Sacramentum Caritatis, O Sacrament of Charity, O Blessed Sacrament: in You Christ gives all that he is in his Divinity, that we might sup with God, commune with the saints, receive the Holy Spirit into our souls. In You Christ gives all that he is in his Humanity, so we receive the very substance of Jesus into our bodies. The gift is total and it is only through it that we can begin to make sense of the events which follow: the friends he takes with him (that’s you and me) and the friends who fail him (that’s you and me); the tormented prayer, resignation, then quiet confidence; the hand-over to darkness and the trust in light; the nakedness and humiliation, the suffering and death of the man-God; the hope that there might yet be victory over death: all have been enacted and explained and perpetuated through the Institution of the Eucharist. For here Christ “draws all men to himself”, draws every suffering, lonely, abandoned or thirsting soul into himself. Indeed, Pope Benedict suggests, Jesus here introduces a kind of ‘nuclear fission’ to the heart of all being, setting off a process to transform all reality, a process leading ultimately to the transfiguration of the entire universe, to the point where God will be all in all.
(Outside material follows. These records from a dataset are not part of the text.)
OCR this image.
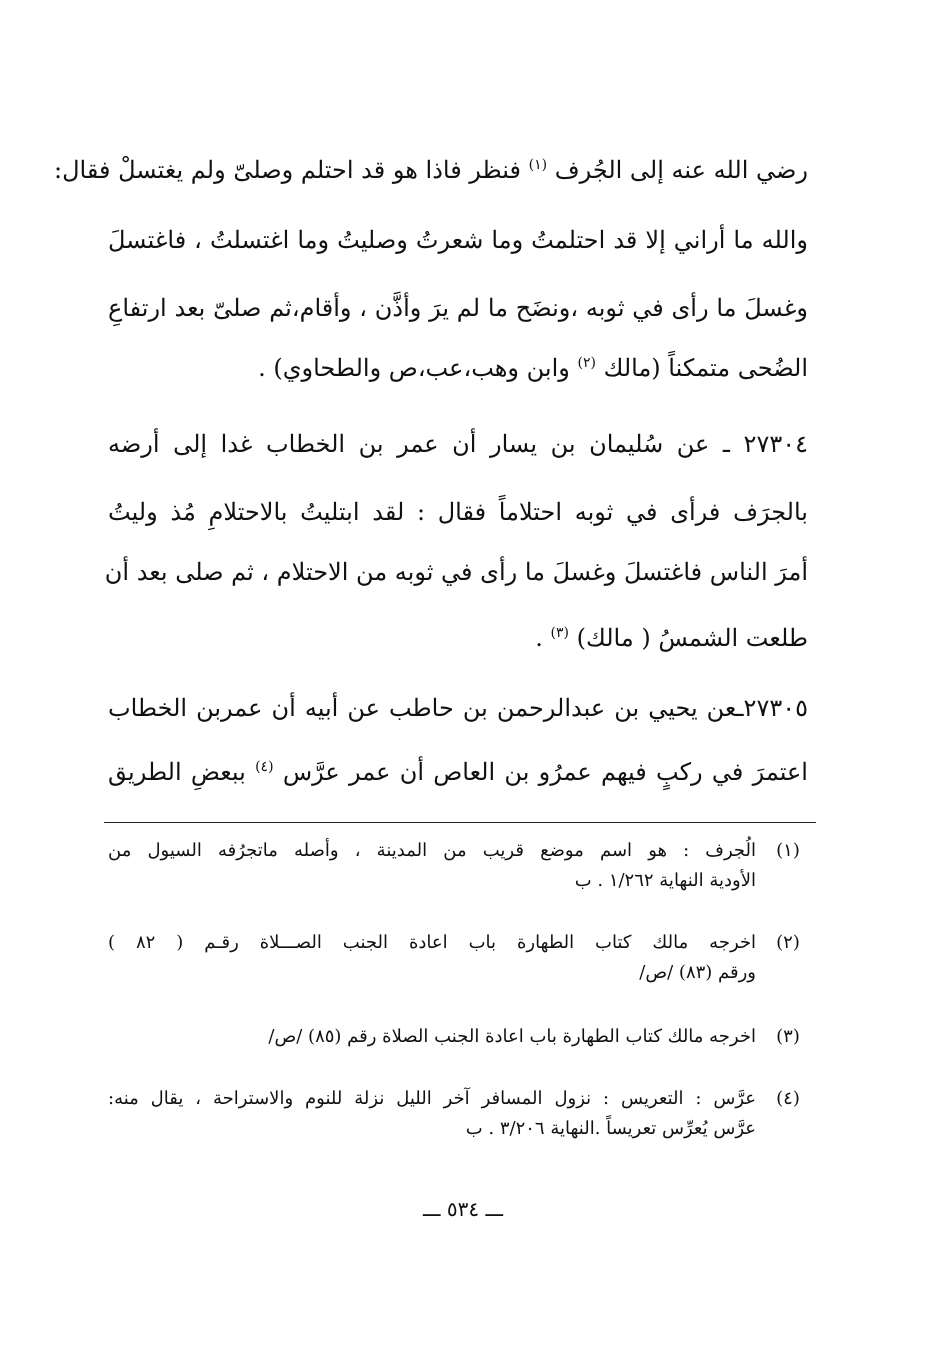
رضي الله عنه إلى الجُرف $^{(١)}$ فنظر فاذا هو قد احتلم وصلىّ ولم يغتسلْ فقال:
والله ما أراني إلا قد احتلمتُ وما شعرتُ وصليتُ وما اغتسلتُ ، فاغتسلَ
وغسلَ ما رأى في ثوبه ،ونضَح ما لم يرَ وأذَّن ، وأقام،ثم صلىّ بعد ارتفاعِ
الضُحى متمكناً (مالك $^{(٢)}$ وابن وهب،عب،ص والطحاوي) .
٢٧٣٠٤ ـ عن سُليمان بن يسار أن عمر بن الخطاب غدا إلى أرضه
بالجرَف فرأى في ثوبه احتلاماً فقال : لقد ابتليتُ بالاحتلامِ مُذ وليتُ
أمرَ الناس فاغتسلَ وغسلَ ما رأى في ثوبه من الاحتلام ، ثم صلى بعد أن
طلعت الشمسُ ( مالك) $^{(٣)}$ .
٢٧٣٠٥ـعن يحيي بن عبدالرحمن بن حاطب عن أبيه أن عمربن الخطاب
اعتمرَ في ركبٍ فيهم عمرُو بن العاص أن عمر عرَّس $^{(٤)}$ ببعضِ الطريق
(١)
الُجرف : هو اسم موضع قريب من المدينة ، وأصله ماتجرُفه السيول من
الأودية النهاية ١/٢٦٢ . ب
(٢)
اخرجه مالك كتاب الطهارة باب اعادة الجنب الصـــلاة رقـم ( ٨٢ )
ورقم (٨٣) /ص/
(٣)
اخرجه مالك كتاب الطهارة باب اعادة الجنب الصلاة رقم (٨٥) /ص/
(٤)
عرَّس : التعريس : نزول المسافر آخر الليل نزلة للنوم والاستراحة ، يقال منه:
عرَّس يُعرِّس تعريساً .النهاية ٣/٢٠٦ . ب
ـــ ٥٣٤ ـــ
But before all this comes Act One and it is the key to the Eucharist and the Agony and the Ecstasy beyond. First, Jesus removes his chasuble and ties a towel around himself and washes his disciples’ feet. What amazement the Apostles must have felt as they heard him talk of service and betrayal. Even more amazing words were to come later that night and in the days ahead. Frightening, portentous words, as he consecrates the elements and the men and the darkness with desperate prayers. Exciting and exalting words, as he renews history and the cosmos and every human life. Accompanying those words are equally astonishing deeds: half-stripping tonight as a premonition of the stripping that will occur to him tomorrow; grovelling on the ground tonight as a forewarning of the falls on the Way of the Cross tomorrow; his interrogation by Peter tonight, as if prepping Jesus for his trial by Pilate tomorrow; and after all this standing up tonight to give the mandatum to serve as he has done, just as he will be raised up on cross tomorrow to give the mandate to love as he has done, to the end, to the limit. Jesus is God loving to the max.

“I have given you an example,” he says, “so that you may copy what I have done to you.” “Do this, in memory of me.” Serve, sacrifice, surrender your will: all the meaning of this night is told in its First Act and then unpacked. No Eucharistic act is authentic if it does not involve bringing to God the needs of the world with the gifts brought to the altar and the prayers raised like incense. No Eucharistic act is authentic if it does not involve taking Christ out to the world, as we will go out into darkness with the Blessed Sacrament tonight. There is no genuine worship in this place outside time and space without commitment to living the Gospel in time and space, bringing liberation and justice, peace and security, life and love to those around us.

We must make of our own lives, then, a Eucharistic mystery: a total gift of the self in the service of God and neighbour. We must make a vertical act of love, in worship of God, and a horizontal act of love, in charity towards our neighbour in need. We must offer our own bodies and life-blood with that of Christ. We must make of ourselves, or let God make of us, a place where others might encounter Christ. So we must be willing, literally and metaphorically, to go down on our knees in the service of those others.

Sacramentum caritatis, O Sacrament of Charity, O Blessed Sacrament. Go now, He says, I have given you an example: now do likewise yourselves.